“To maintain a joyful family requires much from both the parents and the children. Each member of the family has to become, in a special way, the servant of the others.” –Saint John Paul II
It’s dinnertime for the family. Kids bring over dishes and help set the table. As everyone seats themselves around the table, two of the kids are arguing about who beat who in a video game. The oldest, Maddy, is glued to her phone, texting a friend.
The youngest, Liam, is ready to eat but is even more excited for prayer. He keeps saying, “Grace! Grace! I wanna say grace!”
Both spouses lock eyes across the table, knowing someone has to calm this storm. The husband clears his throat once, audibly. The two arguing quiet down and the oldest puts her phone away. But the youngest keeps saying, “Grace, grace, grace! Can I say grace, please?”
The father suggests to Liam, “Why don’t you let me lead like normal, but you do special intentions?” Ecstatic to be included, the youngest agrees good-naturedly.

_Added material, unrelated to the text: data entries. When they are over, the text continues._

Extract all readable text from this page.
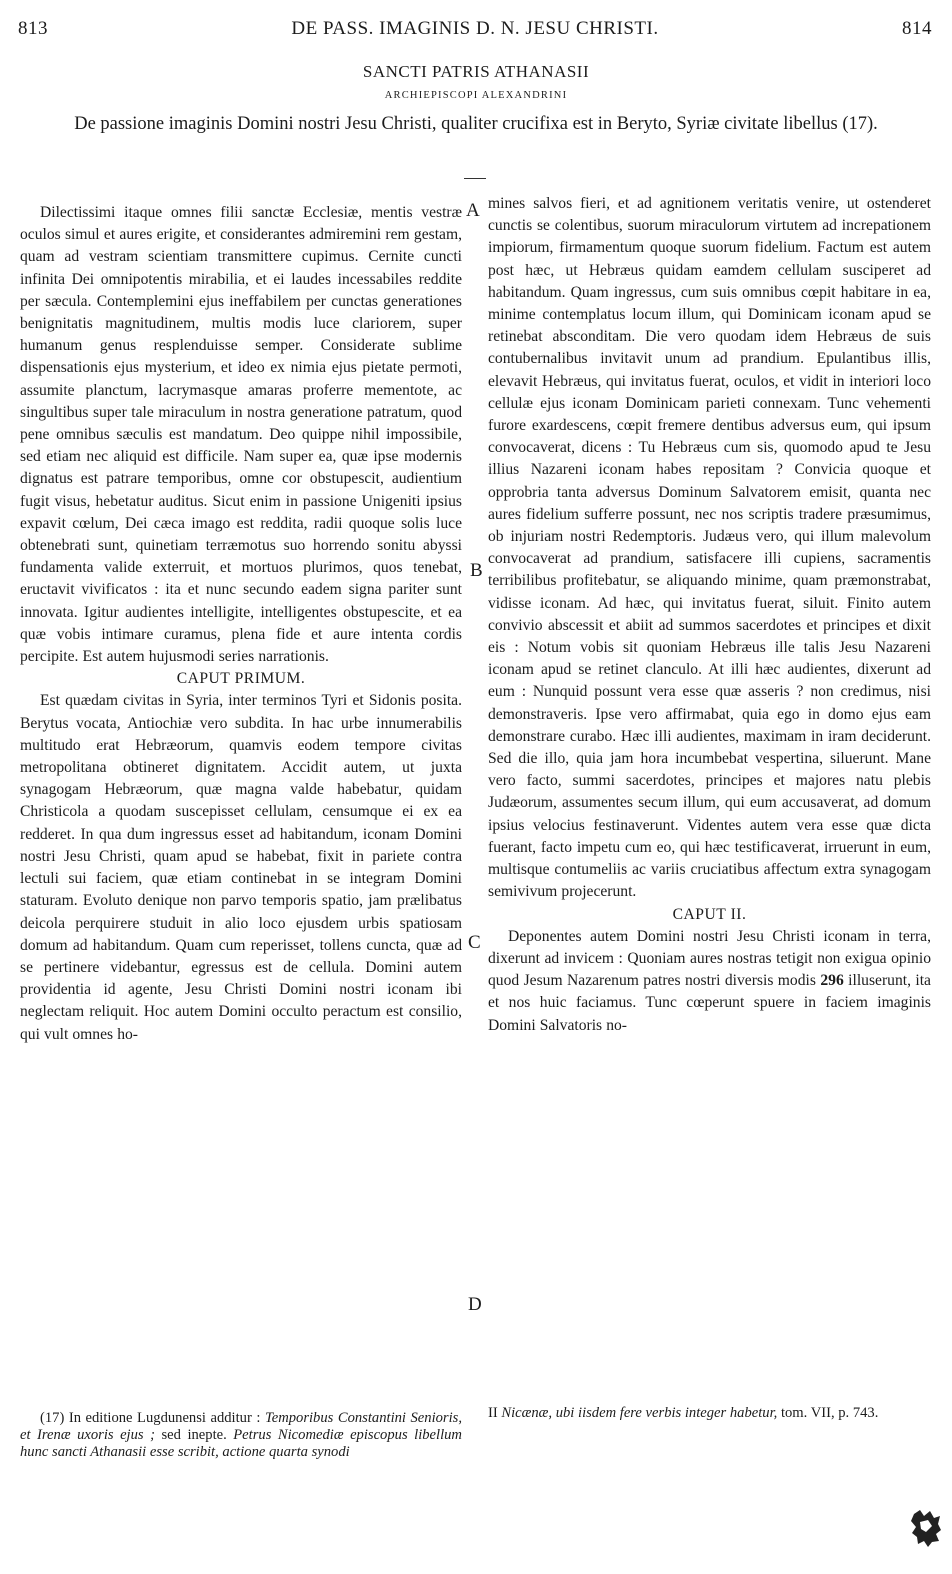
813	DE PASS. IMAGINIS D. N. JESU CHRISTI.	814
SANCTI PATRIS ATHANASII
ARCHIEPISCOPI ALEXANDRINI
De passione imaginis Domini nostri Jesu Christi, qualiter crucifixa est in Beryto, Syriæ civitate libellus (17).

Dilectissimi itaque omnes filii sanctæ Ecclesiæ, mentis vestræ oculos simul et aures erigite, et considerantes admiremini rem gestam, quam ad vestram scientiam transmittere cupimus. Cernite cuncti infinita Dei omnipotentis mirabilia, et ei laudes incessabiles reddite per sæcula. Contemplemini ejus ineffabilem per cunctas generationes benignitatis magnitudinem, multis modis luce clariorem, super humanum genus resplenduisse semper. Considerate sublime dispensationis ejus mysterium, et ideo ex nimia ejus pietate permoti, assumite planctum, lacrymasque amaras proferre mementote, ac singultibus super tale miraculum in nostra generatione patratum, quod pene omnibus sæculis est mandatum. Deo quippe nihil impossibile, sed etiam nec aliquid est difficile. Nam super ea, quæ ipse modernis dignatus est patrare temporibus, omne cor obstupescit, audientium fugit visus, hebetatur auditus. Sicut enim in passione Unigeniti ipsius expavit cœlum, Dei cæca imago est reddita, radii quoque solis luce obtenebrati sunt, quinetiam terræmotus suo horrendo sonitu abyssi fundamenta valide exterruit, et mortuos plurimos, quos tenebat, eructavit vivificatos : ita et nunc secundo eadem signa pariter sunt innovata. Igitur audientes intelligite, intelligentes obstupescite, et ea quæ vobis intimare curamus, plena fide et aure intenta cordis percipite. Est autem hujusmodi series narrationis.

CAPUT PRIMUM.

Est quædam civitas in Syria, inter terminos Tyri et Sidonis posita. Berytus vocata, Antiochiæ vero subdita. In hac urbe innumerabilis multitudo erat Hebræorum, quamvis eodem tempore civitas metropolitana obtineret dignitatem. Accidit autem, ut juxta synagogam Hebræorum, quæ magna valde habebatur, quidam Christicola a quodam suscepisset cellulam, censumque ei ex ea redderet. In qua dum ingressus esset ad habitandum, iconam Domini nostri Jesu Christi, quam apud se habebat, fixit in pariete contra lectuli sui faciem, quæ etiam continebat in se integram Domini staturam. Evoluto denique non parvo temporis spatio, jam prælibatus deicola perquirere studuit in alio loco ejusdem urbis spatiosam domum ad habitandum. Quam cum reperisset, tollens cuncta, quæ ad se pertinere videbantur, egressus est de cellula. Domini autem providentia id agente, Jesu Christi Domini nostri iconam ibi neglectam reliquit. Hoc autem Domini occulto peractum est consilio, qui vult omnes ho-

mines salvos fieri, et ad agnitionem veritatis venire, ut ostenderet cunctis se colentibus, suorum miraculorum virtutem ad increpationem impiorum, firmamentum quoque suorum fidelium. Factum est autem post hæc, ut Hebræus quidam eamdem cellulam susciperet ad habitandum. Quam ingressus, cum suis omnibus cœpit habitare in ea, minime contemplatus locum illum, qui Dominicam iconam apud se retinebat absconditam. Die vero quodam idem Hebræus de suis contubernalibus invitavit unum ad prandium. Epulantibus illis, elevavit Hebræus, qui invitatus fuerat, oculos, et vidit in interiori loco cellulæ ejus iconam Dominicam parieti connexam. Tunc vehementi furore exardescens, cœpit fremere dentibus adversus eum, qui ipsum convocaverat, dicens : Tu Hebræus cum sis, quomodo apud te Jesu illius Nazareni iconam habes repositam ? Convicia quoque et opprobria tanta adversus Dominum Salvatorem emisit, quanta nec aures fidelium sufferre possunt, nec nos scriptis tradere præsumimus, ob injuriam nostri Redemptoris. Judæus vero, qui illum malevolum convocaverat ad prandium, satisfacere illi cupiens, sacramentis terribilibus profitebatur, se aliquando minime, quam præmonstrabat, vidisse iconam. Ad hæc, qui invitatus fuerat, siluit. Finito autem convivio abscessit et abiit ad summos sacerdotes et principes et dixit eis : Notum vobis sit quoniam Hebræus ille talis Jesu Nazareni iconam apud se retinet clanculo. At illi hæc audientes, dixerunt ad eum : Nunquid possunt vera esse quæ asseris ? non credimus, nisi demonstraveris. Ipse vero affirmabat, quia ego in domo ejus eam demonstrare curabo. Hæc illi audientes, maximam in iram deciderunt. Sed die illo, quia jam hora incumbebat vespertina, siluerunt. Mane vero facto, summi sacerdotes, principes et majores natu plebis Judæorum, assumentes secum illum, qui eum accusaverat, ad domum ipsius velocius festinaverunt. Videntes autem vera esse quæ dicta fuerant, facto impetu cum eo, qui hæc testificaverat, irruerunt in eum, multisque contumeliis ac variis cruciatibus affectum extra synagogam semivivum projecerunt.

CAPUT II.

Deponentes autem Domini nostri Jesu Christi iconam in terra, dixerunt ad invicem : Quoniam aures nostras tetigit non exigua opinio quod Jesum Nazarenum patres nostri diversis modis 296 illuserunt, ita et nos huic faciamus. Tunc cœperunt spuere in faciem imaginis Domini Salvatoris no-

A
B
C
D

(17) In editione Lugdunensi additur : Temporibus Constantini Senioris, et Irenæ uxoris ejus ; sed inepte. Petrus Nicomediæ episcopus libellum hunc sancti Athanasii esse scribit, actione quarta synodi

II Nicænæ, ubi iisdem fere verbis integer habetur, tom. VII, p. 743.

After the blessing, everyone begins passing around plates, each taking their share. One of the middle kids asks, “Why does Dad always bless the food? How come Liam couldn’t say grace? He knows, ‘Bless us, O Lord’ by heart.”
The mother chimes in, “Fair question. Like priests shepherd the spiritual family of a parish, your dad does that for us. He leads us in prayer because he’s the spiritual leader in our home.”
Maddy pipes up, “But why can’t you lead us at home, Mom? You give me advice all the time. And Dad’s not the only one who taught me how to pray. You’re the one who taught me about Marian devotion and stuff.”
The father speaks, “Your mom can and does lead in prayer, Maddy. Who says grace and leads daily prayers when I’m away for work?”
She pauses for a moment, and says, “Well, Mom does. I guess you both have your part to play.”
He responds, “Exactly. As the spiritual leader of our family, I can’t do it alone. Your mom supports me in leading our family’s devotions like the Church supports Christ’s teachings. It’s what makes our relationship work so well.”
The mother continues, “You could call it complementarity, which means that your father and I are made to fit and work together in harmony. When one is away, we step in to balance out the leadership.”
After taking all this in, Liam pipes up, “Like when the bishop visited and Fr. Simms let him lead Mass?”
The father says, “Exactly, Liam. Just like that.”
Amanda Hoyer writes for TOBET from Irving, Texas.